BioLineRx’s current portfolio consists of a variety of clinical and pre-clinical projects, including: BL-1040 for prevention of pathological cardiac remodeling following a myocardial infarction, which has been out-licensed to Bellerophon BCM (f/k/a Ikaria) and is in the midst of a pivotal CE-Mark registration trial; BL-8040 for treating acute myeloid leukemia (AML) and other hematological indications, which is in the midst of a Phase 2 study; and BL-7010 for celiac disease, which is in the midst of a Phase 1/2 study.

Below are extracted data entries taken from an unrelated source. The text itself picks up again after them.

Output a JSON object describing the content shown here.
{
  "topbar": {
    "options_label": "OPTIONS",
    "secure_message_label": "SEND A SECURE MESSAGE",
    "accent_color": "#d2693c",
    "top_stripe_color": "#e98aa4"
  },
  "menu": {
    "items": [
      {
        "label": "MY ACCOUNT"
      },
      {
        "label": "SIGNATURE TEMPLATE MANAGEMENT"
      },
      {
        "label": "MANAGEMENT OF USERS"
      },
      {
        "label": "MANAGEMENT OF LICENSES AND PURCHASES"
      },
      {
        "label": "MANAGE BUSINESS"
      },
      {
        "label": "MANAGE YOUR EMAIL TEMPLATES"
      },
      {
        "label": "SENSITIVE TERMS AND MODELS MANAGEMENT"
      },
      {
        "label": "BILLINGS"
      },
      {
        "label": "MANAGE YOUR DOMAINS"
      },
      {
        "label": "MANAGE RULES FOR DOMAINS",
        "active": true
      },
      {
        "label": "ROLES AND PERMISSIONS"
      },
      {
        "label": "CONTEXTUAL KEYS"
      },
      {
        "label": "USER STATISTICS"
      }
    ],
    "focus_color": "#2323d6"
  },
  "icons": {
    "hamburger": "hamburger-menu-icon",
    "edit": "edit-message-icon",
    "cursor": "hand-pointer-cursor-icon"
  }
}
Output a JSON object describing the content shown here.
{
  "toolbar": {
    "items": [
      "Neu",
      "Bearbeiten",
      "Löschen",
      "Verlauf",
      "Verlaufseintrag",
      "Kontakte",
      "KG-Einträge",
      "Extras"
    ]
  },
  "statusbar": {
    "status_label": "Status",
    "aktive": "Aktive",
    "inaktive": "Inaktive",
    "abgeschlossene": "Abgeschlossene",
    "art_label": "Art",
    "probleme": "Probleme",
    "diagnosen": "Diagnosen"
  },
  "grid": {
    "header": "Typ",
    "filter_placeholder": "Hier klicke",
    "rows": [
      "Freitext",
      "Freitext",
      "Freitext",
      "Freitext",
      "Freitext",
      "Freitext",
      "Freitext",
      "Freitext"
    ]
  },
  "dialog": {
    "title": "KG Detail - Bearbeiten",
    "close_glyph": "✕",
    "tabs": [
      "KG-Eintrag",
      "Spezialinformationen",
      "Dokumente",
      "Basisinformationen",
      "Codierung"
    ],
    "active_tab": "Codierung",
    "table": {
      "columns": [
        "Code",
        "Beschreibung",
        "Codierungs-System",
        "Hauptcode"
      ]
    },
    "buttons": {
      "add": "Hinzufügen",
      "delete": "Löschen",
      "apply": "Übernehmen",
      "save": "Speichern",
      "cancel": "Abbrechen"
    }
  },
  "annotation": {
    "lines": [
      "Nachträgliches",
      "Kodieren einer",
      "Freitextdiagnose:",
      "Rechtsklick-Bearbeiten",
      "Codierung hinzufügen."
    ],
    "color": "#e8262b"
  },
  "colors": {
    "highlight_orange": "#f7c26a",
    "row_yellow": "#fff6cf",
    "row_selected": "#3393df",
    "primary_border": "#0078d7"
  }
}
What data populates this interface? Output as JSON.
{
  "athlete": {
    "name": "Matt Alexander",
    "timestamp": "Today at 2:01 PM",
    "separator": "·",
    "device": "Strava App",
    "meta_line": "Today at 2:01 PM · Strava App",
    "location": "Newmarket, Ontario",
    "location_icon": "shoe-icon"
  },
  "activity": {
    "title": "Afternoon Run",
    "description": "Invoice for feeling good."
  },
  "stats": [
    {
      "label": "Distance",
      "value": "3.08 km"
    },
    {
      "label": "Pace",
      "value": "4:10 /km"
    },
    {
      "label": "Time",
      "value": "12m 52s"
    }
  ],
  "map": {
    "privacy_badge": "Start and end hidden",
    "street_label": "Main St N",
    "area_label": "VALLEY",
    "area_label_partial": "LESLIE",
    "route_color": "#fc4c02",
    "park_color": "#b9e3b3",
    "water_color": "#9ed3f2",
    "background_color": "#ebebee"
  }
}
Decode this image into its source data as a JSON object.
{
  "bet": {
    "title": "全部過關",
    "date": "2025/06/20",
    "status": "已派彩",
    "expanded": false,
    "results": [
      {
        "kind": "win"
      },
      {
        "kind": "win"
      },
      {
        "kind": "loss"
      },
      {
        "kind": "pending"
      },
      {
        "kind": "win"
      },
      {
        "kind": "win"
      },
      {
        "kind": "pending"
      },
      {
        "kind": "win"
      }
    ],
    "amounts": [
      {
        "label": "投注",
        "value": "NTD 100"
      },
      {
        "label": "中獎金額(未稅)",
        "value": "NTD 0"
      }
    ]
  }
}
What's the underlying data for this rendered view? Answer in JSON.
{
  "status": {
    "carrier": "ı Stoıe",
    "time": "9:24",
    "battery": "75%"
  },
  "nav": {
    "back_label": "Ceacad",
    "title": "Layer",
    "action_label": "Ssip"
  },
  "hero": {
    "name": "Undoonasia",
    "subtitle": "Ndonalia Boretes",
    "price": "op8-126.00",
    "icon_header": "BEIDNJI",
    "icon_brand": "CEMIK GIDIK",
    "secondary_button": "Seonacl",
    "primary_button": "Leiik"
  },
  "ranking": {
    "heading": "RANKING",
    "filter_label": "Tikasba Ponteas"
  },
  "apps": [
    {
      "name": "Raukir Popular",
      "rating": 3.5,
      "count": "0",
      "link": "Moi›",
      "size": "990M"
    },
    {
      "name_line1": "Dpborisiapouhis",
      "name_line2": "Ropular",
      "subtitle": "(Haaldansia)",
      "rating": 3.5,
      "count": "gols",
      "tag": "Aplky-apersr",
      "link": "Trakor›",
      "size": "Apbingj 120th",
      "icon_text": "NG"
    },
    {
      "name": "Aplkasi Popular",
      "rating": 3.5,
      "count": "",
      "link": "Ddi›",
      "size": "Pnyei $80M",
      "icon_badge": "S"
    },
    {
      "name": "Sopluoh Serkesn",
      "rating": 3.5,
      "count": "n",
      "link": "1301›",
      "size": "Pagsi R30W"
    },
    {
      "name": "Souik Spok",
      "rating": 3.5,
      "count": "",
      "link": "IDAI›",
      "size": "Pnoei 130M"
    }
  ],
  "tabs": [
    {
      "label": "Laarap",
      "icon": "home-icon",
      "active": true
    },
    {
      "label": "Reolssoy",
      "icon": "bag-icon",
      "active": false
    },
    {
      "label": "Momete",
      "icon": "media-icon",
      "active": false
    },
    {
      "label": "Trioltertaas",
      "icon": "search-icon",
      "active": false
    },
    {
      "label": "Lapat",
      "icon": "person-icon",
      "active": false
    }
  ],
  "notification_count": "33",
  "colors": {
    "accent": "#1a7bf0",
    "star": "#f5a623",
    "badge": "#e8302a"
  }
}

For more information on BioLineRx, please visit www.biolinerx.com or download the investor relations mobile device app, which allows users access to the Company’s SEC documents, press releases and events. BioLineRx’s IR app is available on the iTunes App Store as well as the Google Play Store.
Various statements in this release concerning BioLineRx’s future expectations, including specifically those related to the development and commercialization of BL-1110, constitute “forward-looking statements” within the meaning of the Private Securities Litigation Reform Act of 1995. These statements include words such as “may,” “expects,” “anticipates,” “believes,” and “intends,” and describe opinions about future events. These forward-looking statements involve known and unknown risks and uncertainties that may cause the actual results, performance or achievements of BioLineRx to be materially different from any future results, performance or achievements expressed or implied by such forward-looking statements. Some of these risks are: changes in relationships with collaborators; the impact of competitive products and technological changes; risks relating to the development of new products; and the ability to implement technological improvements. These and other factors are more fully discussed in the “Risk Factors” section of BioLineRx’s most recent annual report on Form 20-F filed with the Securities and Exchange Commission on March 17, 2014. In addition, any forward-looking statements represent BioLineRx’s views only as of the date of this release and should not be relied upon as representing its views as of any subsequent date. BioLineRx does not assume any obligation to update any forward-looking statements unless required by law.